Retry failed ES deletions
Summary
We use the Delete By Query API to perform bulk-deletions in ES. The API can return failed deletions, and it looks like we need to check for these and retry, similar to the recent change to retry bulk indexing.
We should also verify that errors in the non-bulk Delete API correctly raise an error in our Ruby code.
Improvements
Similar to https://gitlab.com/gitlab-org/gitlab-ee/merge_requests/14657, we should retry deletions 3 times and fail background jobs if they don't succeed.
ES itself will also perform the deletion query in batches, with its own retry logic:
During the
_delete_by_query
execution, multiple search requests are sequentially executed in order to find all the matching documents to delete. Every time a batch of documents is found, a corresponding bulk request is executed to delete all these documents. In case a search or bulk request got rejected,_delete_by_query
relies on a default policy to retry rejected requests (up to 10 times, with exponential back off). Reaching the maximum retries limit causes the_delete_by_query
to abort and all failures are returned in thefailures
of the response. The deletions that have been performed still stick. In other words, the process is not rolled back, only aborted. While the first failure causes the abort, all failures that are returned by the failing bulk request are returned in the failures element; therefore it’s possible for there to be quite a few failed entities.
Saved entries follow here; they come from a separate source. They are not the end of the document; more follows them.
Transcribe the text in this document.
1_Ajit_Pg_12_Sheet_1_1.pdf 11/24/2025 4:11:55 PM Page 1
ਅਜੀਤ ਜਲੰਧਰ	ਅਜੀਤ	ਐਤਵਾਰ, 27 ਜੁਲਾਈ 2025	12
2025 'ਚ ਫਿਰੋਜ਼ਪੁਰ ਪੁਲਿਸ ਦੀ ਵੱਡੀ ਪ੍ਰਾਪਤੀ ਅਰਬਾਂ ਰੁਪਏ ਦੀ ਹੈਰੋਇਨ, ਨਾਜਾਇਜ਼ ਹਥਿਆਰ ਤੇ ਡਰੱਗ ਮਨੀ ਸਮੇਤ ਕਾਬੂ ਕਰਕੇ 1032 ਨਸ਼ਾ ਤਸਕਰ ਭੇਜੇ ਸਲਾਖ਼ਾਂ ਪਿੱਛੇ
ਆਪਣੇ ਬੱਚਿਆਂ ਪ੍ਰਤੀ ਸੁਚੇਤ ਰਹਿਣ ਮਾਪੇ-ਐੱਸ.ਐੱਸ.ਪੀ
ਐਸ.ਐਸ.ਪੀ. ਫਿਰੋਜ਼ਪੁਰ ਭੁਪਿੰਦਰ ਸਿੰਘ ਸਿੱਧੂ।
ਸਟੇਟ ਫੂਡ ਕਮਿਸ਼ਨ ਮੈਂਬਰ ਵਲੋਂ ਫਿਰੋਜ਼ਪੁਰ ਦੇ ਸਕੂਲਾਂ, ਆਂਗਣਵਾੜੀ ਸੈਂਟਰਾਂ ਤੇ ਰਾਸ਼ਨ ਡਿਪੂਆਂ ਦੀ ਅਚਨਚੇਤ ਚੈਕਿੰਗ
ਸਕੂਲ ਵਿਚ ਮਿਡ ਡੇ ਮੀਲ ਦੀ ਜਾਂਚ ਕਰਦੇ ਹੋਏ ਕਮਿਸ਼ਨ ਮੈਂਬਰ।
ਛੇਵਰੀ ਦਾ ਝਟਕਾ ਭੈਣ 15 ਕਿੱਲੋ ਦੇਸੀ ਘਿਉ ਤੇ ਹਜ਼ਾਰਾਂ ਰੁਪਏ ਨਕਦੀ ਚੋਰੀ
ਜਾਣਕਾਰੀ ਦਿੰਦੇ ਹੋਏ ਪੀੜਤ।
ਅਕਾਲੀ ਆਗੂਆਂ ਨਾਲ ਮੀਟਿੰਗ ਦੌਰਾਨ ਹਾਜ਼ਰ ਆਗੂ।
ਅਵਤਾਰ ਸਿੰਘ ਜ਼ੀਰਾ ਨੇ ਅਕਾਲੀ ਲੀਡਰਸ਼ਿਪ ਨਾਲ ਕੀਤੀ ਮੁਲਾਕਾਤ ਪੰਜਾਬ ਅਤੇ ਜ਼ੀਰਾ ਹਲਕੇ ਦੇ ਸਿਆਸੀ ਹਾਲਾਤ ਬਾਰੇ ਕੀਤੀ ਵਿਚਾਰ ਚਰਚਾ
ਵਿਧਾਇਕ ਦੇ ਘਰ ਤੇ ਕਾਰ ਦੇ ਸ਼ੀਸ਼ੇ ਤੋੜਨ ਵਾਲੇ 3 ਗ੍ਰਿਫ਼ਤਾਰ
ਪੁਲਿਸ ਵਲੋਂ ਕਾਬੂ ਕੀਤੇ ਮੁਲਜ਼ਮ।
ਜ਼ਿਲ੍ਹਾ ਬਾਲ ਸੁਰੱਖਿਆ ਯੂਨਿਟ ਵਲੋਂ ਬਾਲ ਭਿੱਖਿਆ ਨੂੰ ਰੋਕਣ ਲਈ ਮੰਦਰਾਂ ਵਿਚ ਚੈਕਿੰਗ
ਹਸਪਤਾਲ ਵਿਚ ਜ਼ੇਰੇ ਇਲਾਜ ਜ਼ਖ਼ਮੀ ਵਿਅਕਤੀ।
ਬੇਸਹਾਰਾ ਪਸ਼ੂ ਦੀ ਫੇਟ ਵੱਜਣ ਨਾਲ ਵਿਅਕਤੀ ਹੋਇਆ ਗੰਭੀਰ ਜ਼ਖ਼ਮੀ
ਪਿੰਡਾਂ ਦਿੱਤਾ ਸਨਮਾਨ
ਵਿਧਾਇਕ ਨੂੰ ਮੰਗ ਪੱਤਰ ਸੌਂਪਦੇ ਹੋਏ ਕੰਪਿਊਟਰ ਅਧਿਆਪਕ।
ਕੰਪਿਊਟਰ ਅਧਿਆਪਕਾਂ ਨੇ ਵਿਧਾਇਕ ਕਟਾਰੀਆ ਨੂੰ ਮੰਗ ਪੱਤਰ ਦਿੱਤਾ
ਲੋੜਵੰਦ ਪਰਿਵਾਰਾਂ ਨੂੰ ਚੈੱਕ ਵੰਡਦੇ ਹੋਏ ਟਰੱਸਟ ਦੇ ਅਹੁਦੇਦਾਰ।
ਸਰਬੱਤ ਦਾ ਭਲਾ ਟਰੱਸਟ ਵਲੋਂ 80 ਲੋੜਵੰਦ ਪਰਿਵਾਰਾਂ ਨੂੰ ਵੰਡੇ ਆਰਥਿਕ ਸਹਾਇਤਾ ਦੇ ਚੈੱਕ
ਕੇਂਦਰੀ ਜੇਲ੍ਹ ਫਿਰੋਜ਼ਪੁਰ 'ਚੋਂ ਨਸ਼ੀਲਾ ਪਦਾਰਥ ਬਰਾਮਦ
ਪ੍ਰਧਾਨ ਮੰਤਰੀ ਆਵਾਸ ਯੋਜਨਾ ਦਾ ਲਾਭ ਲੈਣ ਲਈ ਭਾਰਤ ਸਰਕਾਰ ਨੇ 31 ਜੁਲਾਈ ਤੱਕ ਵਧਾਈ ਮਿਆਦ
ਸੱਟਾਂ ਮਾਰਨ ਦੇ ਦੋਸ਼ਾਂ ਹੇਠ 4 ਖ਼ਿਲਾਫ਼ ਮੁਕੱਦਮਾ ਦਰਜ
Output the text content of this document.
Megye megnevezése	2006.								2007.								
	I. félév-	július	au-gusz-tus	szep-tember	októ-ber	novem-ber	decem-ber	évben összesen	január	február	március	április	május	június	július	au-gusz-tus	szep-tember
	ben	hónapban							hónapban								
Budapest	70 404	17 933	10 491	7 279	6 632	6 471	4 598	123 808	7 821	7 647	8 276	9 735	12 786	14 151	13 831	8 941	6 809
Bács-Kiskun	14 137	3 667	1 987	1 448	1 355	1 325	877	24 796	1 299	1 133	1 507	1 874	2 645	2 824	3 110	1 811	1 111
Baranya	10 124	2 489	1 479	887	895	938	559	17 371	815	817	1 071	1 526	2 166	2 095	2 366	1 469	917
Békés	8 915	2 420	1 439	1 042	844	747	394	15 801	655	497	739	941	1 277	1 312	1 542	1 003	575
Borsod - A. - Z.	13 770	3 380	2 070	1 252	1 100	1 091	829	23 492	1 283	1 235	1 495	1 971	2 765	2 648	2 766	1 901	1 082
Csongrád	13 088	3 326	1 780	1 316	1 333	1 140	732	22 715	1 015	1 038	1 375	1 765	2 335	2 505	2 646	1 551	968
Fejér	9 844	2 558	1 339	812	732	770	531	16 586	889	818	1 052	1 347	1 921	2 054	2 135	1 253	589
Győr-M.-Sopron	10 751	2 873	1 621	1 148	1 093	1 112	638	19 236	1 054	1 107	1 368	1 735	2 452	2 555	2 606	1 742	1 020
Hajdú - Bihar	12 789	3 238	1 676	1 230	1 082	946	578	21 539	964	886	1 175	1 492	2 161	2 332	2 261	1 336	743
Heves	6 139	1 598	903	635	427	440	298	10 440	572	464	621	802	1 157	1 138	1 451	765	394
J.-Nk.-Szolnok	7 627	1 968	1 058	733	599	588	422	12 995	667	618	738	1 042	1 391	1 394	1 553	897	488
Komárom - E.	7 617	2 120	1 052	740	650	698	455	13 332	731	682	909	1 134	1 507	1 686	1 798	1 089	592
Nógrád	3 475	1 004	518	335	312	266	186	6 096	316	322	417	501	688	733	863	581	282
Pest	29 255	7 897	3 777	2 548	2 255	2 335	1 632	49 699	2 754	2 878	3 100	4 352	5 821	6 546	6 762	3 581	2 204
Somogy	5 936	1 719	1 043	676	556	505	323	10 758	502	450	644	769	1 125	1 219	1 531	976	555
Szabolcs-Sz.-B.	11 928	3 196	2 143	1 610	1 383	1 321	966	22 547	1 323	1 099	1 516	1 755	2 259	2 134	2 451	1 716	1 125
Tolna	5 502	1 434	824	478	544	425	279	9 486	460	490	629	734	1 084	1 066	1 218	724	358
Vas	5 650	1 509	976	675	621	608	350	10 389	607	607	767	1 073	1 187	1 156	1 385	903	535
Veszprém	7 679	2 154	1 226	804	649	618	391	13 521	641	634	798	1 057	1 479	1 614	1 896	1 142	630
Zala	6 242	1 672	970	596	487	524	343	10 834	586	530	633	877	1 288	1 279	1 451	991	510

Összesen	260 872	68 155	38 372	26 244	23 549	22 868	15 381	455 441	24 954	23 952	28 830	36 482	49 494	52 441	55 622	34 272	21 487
It's also possible that documents are not deleted because they have been updated while the deletion query is running:
_delete_by_query
gets a snapshot of the index when it starts and deletes what it finds using internal versioning. That means that you’ll get a version conflict if the document changes between the time when the snapshot was taken and when the delete request is processed. When the versions match the document is deleted.
These get reported in version_conflicts
in the response, and we might want to pass conflicts=proceed
to the request to avoid stopping at the first conflict.
Involved components
-
ElasticIndexerWorker#remove_documents_by_project_id
and#remove_children_documents
Elasticsearch::Git::Repository#delete_index_for_commits_and_blobs
GemExtensions::Elasticsearch::Model::Indexing::InstanceMethods#delete_document
Optional: Intended side effects
This should help to avoid the ES index getting out of sync with the DB (another approach for this is in https://gitlab.com/gitlab-org/gitlab-ee/issues/14035).
Optional: Missing test coverage
I'm not sure yet how to reproduce a document deletion failure.